TALK: Large-Scale Data Collection for Human Contact Network Research
Prof. Dr. Thomas Schmid,
University of Utah, Salt Lake City, USA
Jan. 24th, 2014, 11:30am
KIT building 50.34,
Wireless sensor networks have come a long way to reach their ubiquitous state known today through scalable cost, low-power optimizations, and data management. As WSNs scale in size, the necessity for system designs - from low-level hardware implementations to data collection and management procedures - to account for handling extensive amounts of data is crucial. Several prominent papers address these issues for limited deployments of less than 200 nodes, but there are little resources available for multiple consecutive deployments of over 500 nodes.

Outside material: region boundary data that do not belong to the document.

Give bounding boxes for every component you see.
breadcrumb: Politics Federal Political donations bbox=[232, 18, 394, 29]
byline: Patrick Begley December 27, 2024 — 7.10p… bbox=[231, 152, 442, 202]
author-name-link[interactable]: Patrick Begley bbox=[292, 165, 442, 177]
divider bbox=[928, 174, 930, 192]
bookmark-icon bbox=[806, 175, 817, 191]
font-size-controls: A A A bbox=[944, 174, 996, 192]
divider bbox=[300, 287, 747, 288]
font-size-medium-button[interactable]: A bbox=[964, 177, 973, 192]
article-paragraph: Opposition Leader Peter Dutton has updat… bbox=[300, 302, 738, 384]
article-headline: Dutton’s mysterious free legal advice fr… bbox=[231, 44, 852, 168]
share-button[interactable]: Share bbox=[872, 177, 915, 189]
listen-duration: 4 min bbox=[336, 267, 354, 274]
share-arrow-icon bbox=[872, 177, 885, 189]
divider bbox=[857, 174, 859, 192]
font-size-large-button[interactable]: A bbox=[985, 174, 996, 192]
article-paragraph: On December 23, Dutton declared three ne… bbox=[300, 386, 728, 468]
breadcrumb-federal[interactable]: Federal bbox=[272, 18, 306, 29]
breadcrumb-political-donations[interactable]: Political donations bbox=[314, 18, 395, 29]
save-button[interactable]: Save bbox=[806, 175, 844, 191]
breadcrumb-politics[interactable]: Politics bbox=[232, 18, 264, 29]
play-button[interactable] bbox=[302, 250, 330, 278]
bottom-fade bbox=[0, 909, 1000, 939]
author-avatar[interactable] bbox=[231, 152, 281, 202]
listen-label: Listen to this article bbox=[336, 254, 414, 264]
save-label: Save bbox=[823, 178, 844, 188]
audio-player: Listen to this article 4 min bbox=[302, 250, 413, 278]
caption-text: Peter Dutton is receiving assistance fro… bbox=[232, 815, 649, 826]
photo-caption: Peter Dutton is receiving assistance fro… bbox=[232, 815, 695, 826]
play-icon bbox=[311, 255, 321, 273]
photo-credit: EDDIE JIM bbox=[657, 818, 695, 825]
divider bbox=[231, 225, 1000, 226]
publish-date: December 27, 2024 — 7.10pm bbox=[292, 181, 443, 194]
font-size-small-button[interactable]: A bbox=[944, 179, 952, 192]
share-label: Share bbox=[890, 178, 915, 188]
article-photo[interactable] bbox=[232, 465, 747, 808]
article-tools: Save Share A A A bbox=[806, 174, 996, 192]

This talk will go over the engineering perspective on sensor data collection, management, and processing while collaborating with epidemiologists for the Wireless Ranging Enabled Node (WREN) network system for human contact research. The WRENs completed 13 deployments over a period of 8 months to mine over 35 million contact points. We present our design considerations, challenges, experiences, and will present how the hardware will scale down in size to cubic-mm sensing nodes.
Dr. Thomas Schmid received his M.Sc. in Communication Systems Engineering from the Ecole Polytechnique Federale de Lausanne in 2005, and his Ph.D. in Electrical Engineering from the University of California, Los Angeles in 2009 respectively. He is an Assistant Professor in the Department of Electrical and Computer Engineering at the University of Utah since 2011, and is currently the director of the Wireless and Embedded Sensing Systems Lab (WiESEL). His academic work has won numerous awards, including 4 best paper awards, 2 student design competitions, plus the UCLA Electrical Engineering 2009-2010 Outstanding PhD award. His current research on social interaction of school-aged children won the best demo award at ACM SenSys 2012.
Dr. Schmid is also the co-founder and CEO at Greina Technologies, a startup specializing in RF ranging technologies.